During the summer months, He Jin and his subordinates engaged the eunuch faction in court politics. The eunuchs, now without a military power base of their own, relied on the support of Empress Dowager He and He Miao. At the urging of Yuan Shao, He Jin summoned the general Dong Zhuo (董卓) to the outskirts of Luoyang, in an attempt to force the Empress Dowager to back down. In the ninth month of that year, He Jin entered the palace to request the Empress Dowager agree to the execution of the eunuchs. Unbeknownst to He Jin, Zhang Rang, the leader of the eunuch faction, had planted a spy to overhear the conversation between him and the Empress Dowager. Once they received word of what He Jin was plotting, the eunuchs lured him to the Imperial Palace under the pretense of a fake summons from the Empress Dowager. He Jin made the mistake of arriving at the palace without his escort, and as a result, he was brutally murdered by the eunuchs.

After hearing of He Jin's death, Yuan Shao and Yuan Shu, both with significant control of military forces within the capital, stormed the palace and massacred the eunuchs. The resulting power vacuum allowed Dong Zhuo to seize control of the imperial court. As soon as he held supremacy over the capital, Dong Zhuo deposed the emperor in favour of the Prince of Chenliu, who came to be known as Emperor Xian. The deposition as well as Dong Zhuo's subsequent atrocities incurred the wrath of many. In 190, warlords from the eastern provinces formed a coalition to oust Dong Zhuo, which kicked off a series of civil wars that were to last for nearly a century.

==Family==
He Jin had at least two half-siblings and a step-brother:
- Empress He, the empress consort of Emperor Ling and mother of Emperor Shao
- Lady He, full sister of Empress He, who married the adopted son of the eunuch Zhang Rang
- Step-brother: He Miao (何苗), courtesy name Shuda (叔達), born "Zhu Miao" (朱苗), an elder half-brother of Empress He born of the same mother. Thus, He Miao is actually not blood-related to He Jin. He served as General of Chariots and Cavalry (車騎將軍), and was killed by He Jin's subordinate Wu Kuang (吳匡; father of Wu Ban) and Dong Zhuo's brother Dong Min in late September 189 (after He Jin's death) for sympathizing with the eunuch faction who assassinated He Jin.

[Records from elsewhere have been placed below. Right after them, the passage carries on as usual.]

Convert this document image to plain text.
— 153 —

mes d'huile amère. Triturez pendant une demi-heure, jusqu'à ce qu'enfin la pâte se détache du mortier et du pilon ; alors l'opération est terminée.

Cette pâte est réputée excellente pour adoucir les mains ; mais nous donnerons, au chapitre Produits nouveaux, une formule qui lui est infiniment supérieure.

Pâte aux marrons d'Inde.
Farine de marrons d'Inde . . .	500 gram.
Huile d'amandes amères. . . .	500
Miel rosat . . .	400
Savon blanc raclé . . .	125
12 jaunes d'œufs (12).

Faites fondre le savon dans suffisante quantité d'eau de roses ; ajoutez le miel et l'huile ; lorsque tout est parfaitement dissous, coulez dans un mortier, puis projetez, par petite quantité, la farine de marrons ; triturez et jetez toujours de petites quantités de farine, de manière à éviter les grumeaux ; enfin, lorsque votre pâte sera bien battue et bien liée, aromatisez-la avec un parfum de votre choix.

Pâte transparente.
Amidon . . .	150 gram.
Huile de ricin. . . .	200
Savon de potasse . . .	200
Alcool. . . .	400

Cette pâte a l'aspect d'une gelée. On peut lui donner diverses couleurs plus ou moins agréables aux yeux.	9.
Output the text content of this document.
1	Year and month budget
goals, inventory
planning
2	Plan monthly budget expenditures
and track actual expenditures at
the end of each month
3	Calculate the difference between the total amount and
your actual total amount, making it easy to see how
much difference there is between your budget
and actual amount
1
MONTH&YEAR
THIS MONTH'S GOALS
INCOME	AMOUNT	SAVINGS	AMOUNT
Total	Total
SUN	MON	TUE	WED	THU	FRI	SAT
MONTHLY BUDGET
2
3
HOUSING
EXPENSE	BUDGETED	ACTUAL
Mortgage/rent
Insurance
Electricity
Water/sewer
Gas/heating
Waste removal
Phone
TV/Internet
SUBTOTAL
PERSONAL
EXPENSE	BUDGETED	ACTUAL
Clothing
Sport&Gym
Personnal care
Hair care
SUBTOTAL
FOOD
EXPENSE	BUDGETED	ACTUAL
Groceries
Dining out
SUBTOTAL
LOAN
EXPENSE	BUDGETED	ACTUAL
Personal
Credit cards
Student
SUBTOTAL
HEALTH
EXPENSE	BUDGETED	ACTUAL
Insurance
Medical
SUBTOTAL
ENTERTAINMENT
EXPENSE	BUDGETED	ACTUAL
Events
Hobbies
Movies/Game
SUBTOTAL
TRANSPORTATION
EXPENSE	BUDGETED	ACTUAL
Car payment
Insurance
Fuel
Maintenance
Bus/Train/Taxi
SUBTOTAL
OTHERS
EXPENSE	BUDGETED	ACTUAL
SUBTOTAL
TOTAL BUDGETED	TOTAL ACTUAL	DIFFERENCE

According to historical sources, it is widely believed that He Jin had at least one son, He Xian (何咸), who survived the downfall of the He family in 189, and who had a son, He Yan (c. 196–249). As He Xian died early, his wife Lady Yin (尹夫人) remarried and became a concubine of the warlord Cao Cao, who adopted He Yan. However, He Yan was buried at Lujiang when one's place of burial was customarily the ancestral home, which contradicts the fact that He Jin was from Nanyang; so He Yan was probably a grandson of He Miao, as Weilue suggests, while it was recorded that there had actually been several families of the Zhu clan, which might be the clan that He Miao was from, at Lujiang during Eastern Han.